Newer models, like OpenAI’s GPT-o1 model, are designed with better reasoning in mind. But better benchmarks don’t necessarily result in better results for a base user. If you’re not already impressed with today’s AI models, you probably won’t be with next year’s big releases. That’s why OpenAI is promoting Altera AI agents, and reports hint Sam Altman’s big AI company will launch an autonomous AI agent codenamed “Operator.”
That’s why agents have to take off. Anthropic, the makers of Claude, offered us a taste of what this entails in a demo released in October. Demos show how users could ask Claude 3.5 Sonnet to access Google Chrome, type out a Google search, and then add an event to the users’ calendar.
We’re trying something fundamentally new.
Instead of making specific tools to help Claude complete individual tasks, we’re teaching it general computer skills—allowing it to use a wide range of standard tools and software programs designed for people. pic.twitter.com/42u8VeTvXd
— Anthropic (@AnthropicAI) October 22, 2024
It’s an entertaining demo, though you’re offering the AI a deep look into your personal life. Anthropic noted that the AI accidentally stopped the company’s screen recording at one point, which was all on its own. If the AI fails in any one part of a long chain of tasks, it can cause a cascade of issues for the entire prompt. Imagine if it books the wrong flight for you or puts the wrong time on your calendar for when you’re supposed to pick up your mother from the airport.

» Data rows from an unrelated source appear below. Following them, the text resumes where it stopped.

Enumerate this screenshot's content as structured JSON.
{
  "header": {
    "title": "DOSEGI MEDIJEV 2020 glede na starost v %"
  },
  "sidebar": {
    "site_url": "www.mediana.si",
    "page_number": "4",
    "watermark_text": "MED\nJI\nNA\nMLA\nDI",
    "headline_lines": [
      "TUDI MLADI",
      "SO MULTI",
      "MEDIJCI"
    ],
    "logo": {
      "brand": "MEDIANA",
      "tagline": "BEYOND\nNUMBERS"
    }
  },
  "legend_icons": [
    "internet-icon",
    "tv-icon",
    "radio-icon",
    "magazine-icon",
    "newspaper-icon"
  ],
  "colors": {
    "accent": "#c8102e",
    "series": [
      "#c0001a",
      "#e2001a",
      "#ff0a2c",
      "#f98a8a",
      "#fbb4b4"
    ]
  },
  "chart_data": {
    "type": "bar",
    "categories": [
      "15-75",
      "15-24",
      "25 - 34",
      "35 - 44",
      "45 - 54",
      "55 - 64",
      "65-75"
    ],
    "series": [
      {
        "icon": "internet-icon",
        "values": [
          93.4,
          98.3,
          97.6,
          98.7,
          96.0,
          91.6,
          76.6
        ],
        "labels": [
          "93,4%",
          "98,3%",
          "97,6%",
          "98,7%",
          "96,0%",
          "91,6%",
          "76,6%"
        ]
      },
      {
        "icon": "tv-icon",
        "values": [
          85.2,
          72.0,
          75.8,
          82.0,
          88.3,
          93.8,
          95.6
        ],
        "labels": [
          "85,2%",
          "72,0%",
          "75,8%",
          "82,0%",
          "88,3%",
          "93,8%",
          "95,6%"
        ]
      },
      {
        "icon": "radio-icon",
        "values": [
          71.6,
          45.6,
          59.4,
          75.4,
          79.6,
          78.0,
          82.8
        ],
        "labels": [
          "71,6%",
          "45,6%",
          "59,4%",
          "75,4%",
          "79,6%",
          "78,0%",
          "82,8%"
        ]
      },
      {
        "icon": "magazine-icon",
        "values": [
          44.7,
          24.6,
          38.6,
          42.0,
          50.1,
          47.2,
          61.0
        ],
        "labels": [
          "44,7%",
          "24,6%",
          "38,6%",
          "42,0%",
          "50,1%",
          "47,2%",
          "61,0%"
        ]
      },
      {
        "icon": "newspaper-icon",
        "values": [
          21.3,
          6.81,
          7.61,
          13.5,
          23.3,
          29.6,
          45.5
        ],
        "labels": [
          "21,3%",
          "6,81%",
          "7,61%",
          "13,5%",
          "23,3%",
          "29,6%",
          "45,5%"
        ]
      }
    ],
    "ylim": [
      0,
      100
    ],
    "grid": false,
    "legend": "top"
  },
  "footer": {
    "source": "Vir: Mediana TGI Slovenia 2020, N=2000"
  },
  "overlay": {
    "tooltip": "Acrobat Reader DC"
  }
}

Late last year, I speculated about the rise of AI on PC. This was before Microsoft brought the Copilot key kicking and screaming into this world. I wondered what it would be like if AI could take over my PC and control settings without digging through Windows settings. Imagine telling your PC to bring up the controls for your laptop’s brightness setting without needing to surf through either Windows or whatever bloatware was first included on your device. What if it could do this without an internet connection, using models housed on-device so I don’t have to worry about outside agencies accessing my emails or calendars?
Settings aren’t sexy, but making it easier for users would be a boon. Apple has promised that Apple Intelligence will instead be the kind of everyday-life assistant. It wants you to imagine if every iPhone, iPad, or Mac user had a butler capable of diving into your emails, pulling out the necessary information, and turning that into a calendar event.
Agentic AI Has Privacy Implications, and We Don’t Know How Big Tech Will Address It
Agentic applications give AI access to a lot of your sensitive information. This isn’t the sort of AI that can be handled on-device; it requires cloud processing. Apple promises to keep your information safe with a private cloud computing structure that creates a firewall between your information and the company’s servers.
So far, Microsoft’s agent initiatives have focused on their enterprise end, specifically for those using 365 apps in business settings. It promotes a Copilot Studio for businesses to create their in-house AI agents.
As its FAQ states, OpenAI has direct access to your chat logs on ChatGPT, but it claims it’s limited to “authorized personnel.” Google has not spelled out its privacy plans for when Gemini goes agentic, but the company does have access to your activity, including your chats. It claims it uses this information to “improve Google products and machine-learning technologies.”
Agentic AI is coming. Over time, it will slide onto our phones, computers, and other devices under the banner of “experimental” or “beta” features. Major chipmakers will continue to tout the TOPS value of their new CPUs, and Google, Microsoft, and Apple will try to outrace each other with their AI-based assistants. It will be the same old, in the endless march of hype.